Arm in arm they wandered through the streets chatting, Gertrude's love of literature was evident, and she often suggested novels to Josephine who had purchased a small pocketbook to keep track. "Have you had a chance to read Jane Eyre yet?" Gertrude asked Josephine one day.
"Not yet. You've kept me on my toes, and I admit I collapse into bed and fall fast asleep as soon as my head hits the pillow."
"Well hurry up, I'm dying to know your opinion of Rochester. And I want to know what you think of his wife. She's an odd character."
"What about Jane herself?" Josephine asked with a wry smile. It was just like Gertrude not to be overly interested in the heroine.
"Pah, she's wet. I can't stand her," Gertrude scoffed. "I find Bertha far more interesting, what's sent her mad I wonder?" She clapped her hands to her mouth. "Mustn't say more," she said. "I don't want to spoil it for you. But still read it will you, then we can discuss it, as I'm dying to do.
One morning Gertrude was buzzing with excitement. "I've just found out, there's to be execution today. I read about it in the papers. We must go, if only to let you see the difference between the English and French method."
Josephine was reluctant but she let Gertrude summon a carriage to take them to the Place de la Concorde. Like it had been at Newgate there was a carnival atmosphere with hot food and all the taverns spilling out to the street. Entertainers were making the most of the crowd by performing for a small coin and everyone was laughing and smiling, as though they had forgotten the reason they were there.
Gertrude seemed quite caught up in the spectacle whereas Josephine found it macabre, but she tried to hide her fears seeing how Gertrude loved it so. Running to a stall Gertrude bought a bag of roasted chestnuts to munch on while they waited relishing their creamy sweetness. They eavesdropped on their neighbours. Despite the reason for being there the mood was buoyant.
As gruesome as the basket of heads were, she had to admit their deaths were cleaner. Though she did not think she would soon forget the high pitched slicing sound of the blade passing through neck and the terrible finality of the thump when it reached the block. Each criminal walked up the stairs to the platform, some waving farewell, others suitably despondent at the thought of meeting their maker. The bloody blade glistening in the sunshine. "How awful to see it like that," Josephine murmured to Gertrude. "Imagine seeing the instrument of your death."
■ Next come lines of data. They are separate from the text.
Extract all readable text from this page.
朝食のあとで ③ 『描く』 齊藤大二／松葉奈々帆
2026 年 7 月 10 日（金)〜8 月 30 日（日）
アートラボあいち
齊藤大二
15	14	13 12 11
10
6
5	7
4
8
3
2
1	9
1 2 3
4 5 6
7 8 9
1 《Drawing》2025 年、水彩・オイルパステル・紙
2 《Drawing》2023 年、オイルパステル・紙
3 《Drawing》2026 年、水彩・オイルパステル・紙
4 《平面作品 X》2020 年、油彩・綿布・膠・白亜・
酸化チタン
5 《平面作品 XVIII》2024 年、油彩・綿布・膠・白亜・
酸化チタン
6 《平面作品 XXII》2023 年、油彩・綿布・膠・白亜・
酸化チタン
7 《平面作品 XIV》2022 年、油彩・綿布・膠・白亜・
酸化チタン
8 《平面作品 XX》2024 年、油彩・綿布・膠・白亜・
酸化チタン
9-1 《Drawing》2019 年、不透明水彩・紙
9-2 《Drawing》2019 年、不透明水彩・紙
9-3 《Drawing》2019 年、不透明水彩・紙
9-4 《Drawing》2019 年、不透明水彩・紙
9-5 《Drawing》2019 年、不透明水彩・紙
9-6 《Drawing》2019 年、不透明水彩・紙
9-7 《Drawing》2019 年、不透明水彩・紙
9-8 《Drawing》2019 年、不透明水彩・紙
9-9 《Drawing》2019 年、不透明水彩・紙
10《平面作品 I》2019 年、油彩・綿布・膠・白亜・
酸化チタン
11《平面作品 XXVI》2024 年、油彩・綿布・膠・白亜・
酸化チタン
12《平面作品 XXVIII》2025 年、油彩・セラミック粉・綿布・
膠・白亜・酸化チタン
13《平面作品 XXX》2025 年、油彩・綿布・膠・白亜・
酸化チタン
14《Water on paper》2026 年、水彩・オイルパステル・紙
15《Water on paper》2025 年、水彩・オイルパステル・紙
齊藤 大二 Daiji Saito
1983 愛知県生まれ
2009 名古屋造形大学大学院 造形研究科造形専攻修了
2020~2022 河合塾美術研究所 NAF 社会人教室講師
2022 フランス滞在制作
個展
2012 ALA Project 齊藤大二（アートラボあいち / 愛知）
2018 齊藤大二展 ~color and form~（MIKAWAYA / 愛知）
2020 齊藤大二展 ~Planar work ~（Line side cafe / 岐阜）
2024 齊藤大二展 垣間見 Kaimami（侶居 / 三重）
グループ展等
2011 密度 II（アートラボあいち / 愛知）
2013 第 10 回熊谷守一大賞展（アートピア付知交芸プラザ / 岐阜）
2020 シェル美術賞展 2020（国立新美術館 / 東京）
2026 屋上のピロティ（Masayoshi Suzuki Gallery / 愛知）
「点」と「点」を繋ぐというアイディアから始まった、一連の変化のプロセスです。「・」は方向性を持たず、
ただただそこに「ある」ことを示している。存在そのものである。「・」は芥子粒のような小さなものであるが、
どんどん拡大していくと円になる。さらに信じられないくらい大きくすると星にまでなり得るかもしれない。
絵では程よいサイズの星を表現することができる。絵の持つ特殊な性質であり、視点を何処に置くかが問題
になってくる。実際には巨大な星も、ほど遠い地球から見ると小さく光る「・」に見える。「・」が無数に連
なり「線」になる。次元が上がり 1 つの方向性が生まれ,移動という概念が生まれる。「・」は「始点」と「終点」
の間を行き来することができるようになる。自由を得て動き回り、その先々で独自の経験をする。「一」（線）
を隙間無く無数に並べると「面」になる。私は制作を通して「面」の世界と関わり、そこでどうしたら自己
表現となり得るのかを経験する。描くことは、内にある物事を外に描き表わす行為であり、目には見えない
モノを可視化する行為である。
Josephine shut her eyes again when the crowd went quiet in anticipation, but the crunch of the head falling into the basket reverberated around square. She shuddered as the roar went up and watched with horror as yet another victim was led up the stairs. "No!" she said to Gertrude. "No, no, no," she repeated as she backed away, the crowd behind her making way and then closing over the spot where she had once stood.
"Stay, don't you love the atmosphere?" Gertrude implored her.
"No, it's horrid. I'm getting a carriage. I need to get home." Gertrude looked at her and then back to see the man kneeling by the block. She bounced on her toes, obviously torn. "You can stay if you like," Josephine said. "But I'm off." She hailed a carriage and drove away not caring that Gertrude stared sadly at her disappearing carriage or that she hailed her own transport and followed.